I saw life through a lens of anguish and despondency. Every day was steeped in dread. It was not surprising then, that I could barely look people in the eye. I would sit in lectures at university with the thought ‘I hate myself. I don’t want to be alive.’ playing endlessly in my head – over and over and over. I was consumed by my belief in my own wretchedness. I was incapable of feeling anything positive. The sounds of other people talking and laughing around me were alien.

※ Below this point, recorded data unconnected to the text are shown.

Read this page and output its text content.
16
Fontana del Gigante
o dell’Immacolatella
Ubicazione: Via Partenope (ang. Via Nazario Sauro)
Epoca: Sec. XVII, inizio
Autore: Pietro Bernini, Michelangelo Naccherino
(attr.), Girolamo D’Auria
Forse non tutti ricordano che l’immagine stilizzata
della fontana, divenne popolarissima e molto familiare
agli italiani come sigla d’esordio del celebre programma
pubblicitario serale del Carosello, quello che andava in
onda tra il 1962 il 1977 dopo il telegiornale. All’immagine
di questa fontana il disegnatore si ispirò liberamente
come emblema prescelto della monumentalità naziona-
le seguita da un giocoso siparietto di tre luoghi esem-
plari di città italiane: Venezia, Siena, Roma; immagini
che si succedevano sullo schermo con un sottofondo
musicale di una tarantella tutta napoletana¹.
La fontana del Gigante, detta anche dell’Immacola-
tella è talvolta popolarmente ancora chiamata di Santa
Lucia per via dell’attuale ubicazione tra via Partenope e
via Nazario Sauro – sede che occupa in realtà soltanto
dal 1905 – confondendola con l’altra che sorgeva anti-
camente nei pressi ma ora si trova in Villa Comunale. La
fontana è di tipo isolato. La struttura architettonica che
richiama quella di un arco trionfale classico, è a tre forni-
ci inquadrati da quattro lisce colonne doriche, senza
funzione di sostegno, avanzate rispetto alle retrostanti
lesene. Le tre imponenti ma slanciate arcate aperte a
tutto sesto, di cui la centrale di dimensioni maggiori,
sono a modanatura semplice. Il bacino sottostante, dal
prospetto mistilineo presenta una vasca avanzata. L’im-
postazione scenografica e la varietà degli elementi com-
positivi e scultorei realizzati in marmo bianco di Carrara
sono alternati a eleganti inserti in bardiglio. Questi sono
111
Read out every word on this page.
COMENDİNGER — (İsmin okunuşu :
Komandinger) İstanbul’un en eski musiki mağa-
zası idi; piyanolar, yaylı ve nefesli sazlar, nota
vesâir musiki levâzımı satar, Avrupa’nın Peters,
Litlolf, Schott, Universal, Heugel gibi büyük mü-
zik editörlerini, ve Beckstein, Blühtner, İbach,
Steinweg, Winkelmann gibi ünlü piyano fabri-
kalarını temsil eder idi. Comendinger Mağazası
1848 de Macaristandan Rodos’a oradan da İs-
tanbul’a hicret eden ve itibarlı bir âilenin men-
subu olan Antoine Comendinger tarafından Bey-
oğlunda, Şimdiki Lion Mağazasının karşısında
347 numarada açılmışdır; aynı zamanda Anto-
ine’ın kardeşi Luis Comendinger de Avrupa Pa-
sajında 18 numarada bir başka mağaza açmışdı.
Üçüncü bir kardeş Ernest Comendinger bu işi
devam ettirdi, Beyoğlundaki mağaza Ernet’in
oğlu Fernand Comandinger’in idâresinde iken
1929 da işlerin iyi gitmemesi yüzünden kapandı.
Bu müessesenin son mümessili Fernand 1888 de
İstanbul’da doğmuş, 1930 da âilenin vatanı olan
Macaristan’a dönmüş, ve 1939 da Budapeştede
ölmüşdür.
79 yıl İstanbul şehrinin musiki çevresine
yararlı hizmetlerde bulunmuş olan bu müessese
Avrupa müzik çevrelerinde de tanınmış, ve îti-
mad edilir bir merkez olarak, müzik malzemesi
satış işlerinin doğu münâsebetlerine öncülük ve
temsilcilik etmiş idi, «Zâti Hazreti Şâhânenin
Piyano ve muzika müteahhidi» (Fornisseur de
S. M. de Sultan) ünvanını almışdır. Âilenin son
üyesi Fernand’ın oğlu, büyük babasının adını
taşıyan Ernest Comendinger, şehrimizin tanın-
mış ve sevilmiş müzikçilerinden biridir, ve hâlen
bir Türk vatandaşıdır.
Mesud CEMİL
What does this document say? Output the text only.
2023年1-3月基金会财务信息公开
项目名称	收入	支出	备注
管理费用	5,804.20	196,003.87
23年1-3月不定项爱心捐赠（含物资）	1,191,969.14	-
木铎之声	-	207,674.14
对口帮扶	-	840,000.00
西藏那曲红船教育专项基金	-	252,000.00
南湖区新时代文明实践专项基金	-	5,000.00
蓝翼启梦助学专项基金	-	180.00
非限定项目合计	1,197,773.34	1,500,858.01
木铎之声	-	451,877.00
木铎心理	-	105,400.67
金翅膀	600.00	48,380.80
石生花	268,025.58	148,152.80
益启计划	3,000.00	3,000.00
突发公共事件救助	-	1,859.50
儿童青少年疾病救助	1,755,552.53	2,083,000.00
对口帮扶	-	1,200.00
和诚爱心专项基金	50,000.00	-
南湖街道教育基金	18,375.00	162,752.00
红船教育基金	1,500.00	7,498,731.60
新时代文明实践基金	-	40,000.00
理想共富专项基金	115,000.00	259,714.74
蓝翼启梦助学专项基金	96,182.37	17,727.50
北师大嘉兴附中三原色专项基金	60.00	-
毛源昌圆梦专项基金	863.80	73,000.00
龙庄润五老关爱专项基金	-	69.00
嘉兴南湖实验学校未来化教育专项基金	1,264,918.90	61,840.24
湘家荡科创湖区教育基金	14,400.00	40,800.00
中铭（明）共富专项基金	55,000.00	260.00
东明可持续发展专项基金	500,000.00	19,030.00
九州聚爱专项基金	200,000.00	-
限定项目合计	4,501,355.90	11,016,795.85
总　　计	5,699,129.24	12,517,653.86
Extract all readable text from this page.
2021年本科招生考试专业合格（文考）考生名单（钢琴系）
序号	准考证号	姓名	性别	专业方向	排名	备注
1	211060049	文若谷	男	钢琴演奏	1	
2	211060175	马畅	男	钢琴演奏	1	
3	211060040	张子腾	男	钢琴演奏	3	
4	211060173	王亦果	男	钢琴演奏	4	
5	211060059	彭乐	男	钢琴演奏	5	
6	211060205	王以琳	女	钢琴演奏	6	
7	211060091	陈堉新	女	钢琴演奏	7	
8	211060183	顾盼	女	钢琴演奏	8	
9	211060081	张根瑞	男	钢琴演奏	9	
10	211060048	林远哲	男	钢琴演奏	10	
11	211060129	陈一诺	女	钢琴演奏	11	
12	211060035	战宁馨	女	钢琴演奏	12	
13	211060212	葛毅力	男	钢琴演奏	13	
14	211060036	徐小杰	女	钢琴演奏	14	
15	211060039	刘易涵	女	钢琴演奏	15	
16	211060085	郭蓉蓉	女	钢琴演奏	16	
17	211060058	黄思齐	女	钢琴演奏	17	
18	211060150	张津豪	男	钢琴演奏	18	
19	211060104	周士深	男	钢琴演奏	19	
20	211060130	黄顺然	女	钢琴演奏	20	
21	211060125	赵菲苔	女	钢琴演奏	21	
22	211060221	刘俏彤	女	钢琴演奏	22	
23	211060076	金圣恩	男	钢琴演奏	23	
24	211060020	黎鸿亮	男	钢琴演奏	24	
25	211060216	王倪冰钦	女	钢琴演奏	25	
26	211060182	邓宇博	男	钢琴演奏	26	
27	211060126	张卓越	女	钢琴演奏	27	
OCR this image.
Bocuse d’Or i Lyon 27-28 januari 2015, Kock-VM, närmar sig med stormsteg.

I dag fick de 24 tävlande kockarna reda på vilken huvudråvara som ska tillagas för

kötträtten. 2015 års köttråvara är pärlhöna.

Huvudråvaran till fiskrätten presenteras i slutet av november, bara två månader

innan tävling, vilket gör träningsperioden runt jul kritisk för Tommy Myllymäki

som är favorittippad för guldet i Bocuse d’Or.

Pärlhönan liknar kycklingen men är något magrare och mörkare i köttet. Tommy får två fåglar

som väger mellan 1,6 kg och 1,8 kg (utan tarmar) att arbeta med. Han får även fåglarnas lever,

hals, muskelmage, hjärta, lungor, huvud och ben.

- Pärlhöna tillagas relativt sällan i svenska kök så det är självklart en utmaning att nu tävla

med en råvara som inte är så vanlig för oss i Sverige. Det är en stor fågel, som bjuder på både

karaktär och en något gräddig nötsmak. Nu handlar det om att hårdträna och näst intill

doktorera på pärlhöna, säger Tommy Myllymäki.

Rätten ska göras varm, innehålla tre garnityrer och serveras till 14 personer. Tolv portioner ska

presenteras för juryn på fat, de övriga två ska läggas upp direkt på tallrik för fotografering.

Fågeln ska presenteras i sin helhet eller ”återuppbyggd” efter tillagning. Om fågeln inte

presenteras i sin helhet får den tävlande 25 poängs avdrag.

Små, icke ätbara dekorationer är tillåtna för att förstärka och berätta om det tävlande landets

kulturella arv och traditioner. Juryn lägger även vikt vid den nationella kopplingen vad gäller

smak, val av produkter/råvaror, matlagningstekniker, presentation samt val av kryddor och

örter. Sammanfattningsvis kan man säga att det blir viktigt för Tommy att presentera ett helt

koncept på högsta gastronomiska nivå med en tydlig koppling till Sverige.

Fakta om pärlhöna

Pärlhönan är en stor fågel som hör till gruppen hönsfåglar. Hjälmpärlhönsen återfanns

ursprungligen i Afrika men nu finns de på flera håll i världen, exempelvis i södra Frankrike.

‘Depression made me feel sub-human.’
When I skyped my mum from my student room I broke down and told her how I was dying inside, and that it wouldn’t be long before it became a reality. I believed my mind and soul were slowly rotting within me. I viewed myself with utter abjection. Time crawled by so slowly, as if to intensify the hell I was living in to the most excruciating and harrowing degree possible. I wanted to be unchained from myself, the world, and the torment I couldn’t escape.
Somehow, in spite of everything going on in my head, I endured these cavernous depths of depression, and- most crucially- managed to navigate my way through the darkness when all the lights were out. Though I sometimes think I haven’t achieved much, when I reflect on this I cannot believe how far I have come; just to be sitting here today, typing this out and looking forward to the life I have ahead of me.
The strength, gratitude and pleasure I feel I will never take for granted. They are so wonderful to me. I consider myself lucky to be able to experience feelings such as joy and contentment, and to know what it is like to wake up with an eagerness and curiosity for life. I didn’t know these things could exist for someone like myself: someone who felt defined and shackled by their mental illness. If I have learnt anything from this, it is that even the most unbearable pain will eventually pass.
These days my aim is to help other people manage their own mental health and to find their own sense of wellbeing – whatever that means to them. I think everyone deserves the chance to live as fully as possible, but that means we need to start being more open and having honest conversations. I believe that the mind is the most powerful tool we have; for it rouses our emotions, controls our behaviour, and has the infinite potential to develop, grow and change. Resolve, courage, knowledge and self-awareness are the keys to unlocking it. Where you go from there is up to you.
.. And most importantly: When all else seems bleak or hopeless, never give up on yourself. Hope can be always restored, even after years of being lost.